KEY POINTS:
For all his alpha male posturing, Gordon Ramsay has rarely managed to induce in me waves of nausea. The man's standard currency is deliciousness and his wallet is usually full. His declaration, however, that chefs who use ingredients that are neither local nor seasonal ought to be fined did make the bile rise.
This is a man who operates a restaurant in Dubai, for God's sake, where absolutely nothing is local or seasonal.
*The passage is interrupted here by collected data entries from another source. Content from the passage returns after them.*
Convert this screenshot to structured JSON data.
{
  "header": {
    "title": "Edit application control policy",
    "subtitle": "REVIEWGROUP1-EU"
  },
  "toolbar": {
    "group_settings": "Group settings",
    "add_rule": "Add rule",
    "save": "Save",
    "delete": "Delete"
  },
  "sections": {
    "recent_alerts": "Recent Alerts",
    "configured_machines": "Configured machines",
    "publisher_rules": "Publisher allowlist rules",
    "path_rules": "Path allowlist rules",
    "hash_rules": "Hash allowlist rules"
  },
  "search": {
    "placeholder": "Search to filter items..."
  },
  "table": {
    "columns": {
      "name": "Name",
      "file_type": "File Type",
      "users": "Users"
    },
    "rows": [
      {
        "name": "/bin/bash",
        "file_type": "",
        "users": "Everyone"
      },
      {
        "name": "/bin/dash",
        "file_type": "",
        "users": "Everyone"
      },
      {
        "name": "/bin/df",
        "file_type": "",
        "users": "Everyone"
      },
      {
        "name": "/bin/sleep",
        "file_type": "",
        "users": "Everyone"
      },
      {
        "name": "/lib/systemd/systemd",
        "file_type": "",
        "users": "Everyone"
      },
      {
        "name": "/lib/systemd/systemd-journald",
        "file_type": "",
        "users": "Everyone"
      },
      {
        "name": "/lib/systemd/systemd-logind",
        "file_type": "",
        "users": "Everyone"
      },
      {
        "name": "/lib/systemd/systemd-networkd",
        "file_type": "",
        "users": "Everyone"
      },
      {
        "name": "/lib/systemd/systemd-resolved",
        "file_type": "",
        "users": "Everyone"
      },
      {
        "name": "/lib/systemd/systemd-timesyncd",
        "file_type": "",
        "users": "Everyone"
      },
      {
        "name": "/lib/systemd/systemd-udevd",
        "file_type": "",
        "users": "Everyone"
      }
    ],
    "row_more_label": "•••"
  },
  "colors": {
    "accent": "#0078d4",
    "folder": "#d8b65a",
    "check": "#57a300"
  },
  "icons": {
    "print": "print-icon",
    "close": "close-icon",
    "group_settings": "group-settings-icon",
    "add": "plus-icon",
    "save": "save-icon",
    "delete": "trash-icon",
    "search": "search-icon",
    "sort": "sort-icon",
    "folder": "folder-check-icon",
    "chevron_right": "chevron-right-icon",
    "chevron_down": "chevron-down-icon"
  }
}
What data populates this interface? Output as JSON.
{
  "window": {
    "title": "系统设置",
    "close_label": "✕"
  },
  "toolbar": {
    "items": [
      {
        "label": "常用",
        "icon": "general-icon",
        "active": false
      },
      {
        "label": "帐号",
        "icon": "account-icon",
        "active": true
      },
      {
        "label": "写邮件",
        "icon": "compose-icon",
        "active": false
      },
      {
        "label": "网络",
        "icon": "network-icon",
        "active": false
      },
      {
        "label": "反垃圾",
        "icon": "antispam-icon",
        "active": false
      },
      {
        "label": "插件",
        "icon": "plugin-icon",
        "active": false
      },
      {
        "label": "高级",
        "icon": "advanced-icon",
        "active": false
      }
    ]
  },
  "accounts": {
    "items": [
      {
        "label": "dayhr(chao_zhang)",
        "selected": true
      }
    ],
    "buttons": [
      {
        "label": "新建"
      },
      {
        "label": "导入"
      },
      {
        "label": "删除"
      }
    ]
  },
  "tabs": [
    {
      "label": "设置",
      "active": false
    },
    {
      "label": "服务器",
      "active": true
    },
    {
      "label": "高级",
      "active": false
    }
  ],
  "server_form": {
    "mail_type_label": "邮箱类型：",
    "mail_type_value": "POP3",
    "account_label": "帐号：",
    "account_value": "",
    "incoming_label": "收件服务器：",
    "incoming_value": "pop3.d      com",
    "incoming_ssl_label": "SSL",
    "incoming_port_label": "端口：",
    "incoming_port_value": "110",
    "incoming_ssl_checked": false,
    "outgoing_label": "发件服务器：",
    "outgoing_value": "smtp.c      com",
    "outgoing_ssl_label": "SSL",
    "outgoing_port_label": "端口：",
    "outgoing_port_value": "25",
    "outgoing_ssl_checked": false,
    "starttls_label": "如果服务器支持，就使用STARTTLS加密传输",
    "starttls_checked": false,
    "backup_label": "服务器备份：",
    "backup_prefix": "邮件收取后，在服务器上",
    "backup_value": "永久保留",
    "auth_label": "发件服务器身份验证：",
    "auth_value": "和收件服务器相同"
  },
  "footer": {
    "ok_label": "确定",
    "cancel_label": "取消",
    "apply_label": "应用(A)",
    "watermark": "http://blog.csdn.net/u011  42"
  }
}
Last year, having visited his outpost on the Arabian peninsula and eaten the scallops, pork belly, halibut and beef that had arrived in Dubai by air, I contacted the chief executive of Gordon Ramsay Holdings, Chris Hutcheson, who happens to be the chef's father-in-law. I had a proposition. How about they charge every customer £1 ($2.55) to cover the cost of offsetting the carbon emissions for flying all these ingredients around the world? It would, I said, be a good marketing strategy.
As a chef who cared about the best ingredients, Ramsay surely also cared about the environment required to produce them?
After toying with the idea, Hutcheson declined to do so. A few weeks later, I bumped into Ramsay, who said such a scheme wouldn't change anything. They wouldn't be doing it.
Now all of a sudden he is arguing that Parliament should pass laws to penalise errant chefs and the money raised used to offset carbon emissions. Is that sound I hear the rumble of a bandwagon being leaped upon as it passes?
So much for the messenger. What about the message? Clearly the notion of legislation is a non-starter. What happens if native raspberries happen to ripen early?
The last country that attempted to legislate over what its population ate was the Soviet Union. It introduced a state cook book and anybody who has had the misfortune to eat in Moscow recently will know exactly what lasting damage that did to the progress of gastronomy. You can have whatever you like there as long as it's a dumpling or a pickled cucumber.
There is nothing more depressing than being offered asparagus or strawberries in December when they are such a joy during their true summer season. Emphasising the importance of local produce over a faddish interest in something like organics is also to be applauded.
We are coming to understand that an organic apple which has been flown here from New Zealand is not such an object of desire. But indulging in hyperbole about this stuff serves no one.
Chefs and diners do need to be educated about the seasons because the right stuff at the right time tastes so much nicer.
Britain's food culture has come a long way in the past few years, often thanks to the efforts of celebrity chefs such as Ramsay who have opened the door to the global larder. The sudden rise of a food Taleban insisting that the door should now be slammed shut serves no one.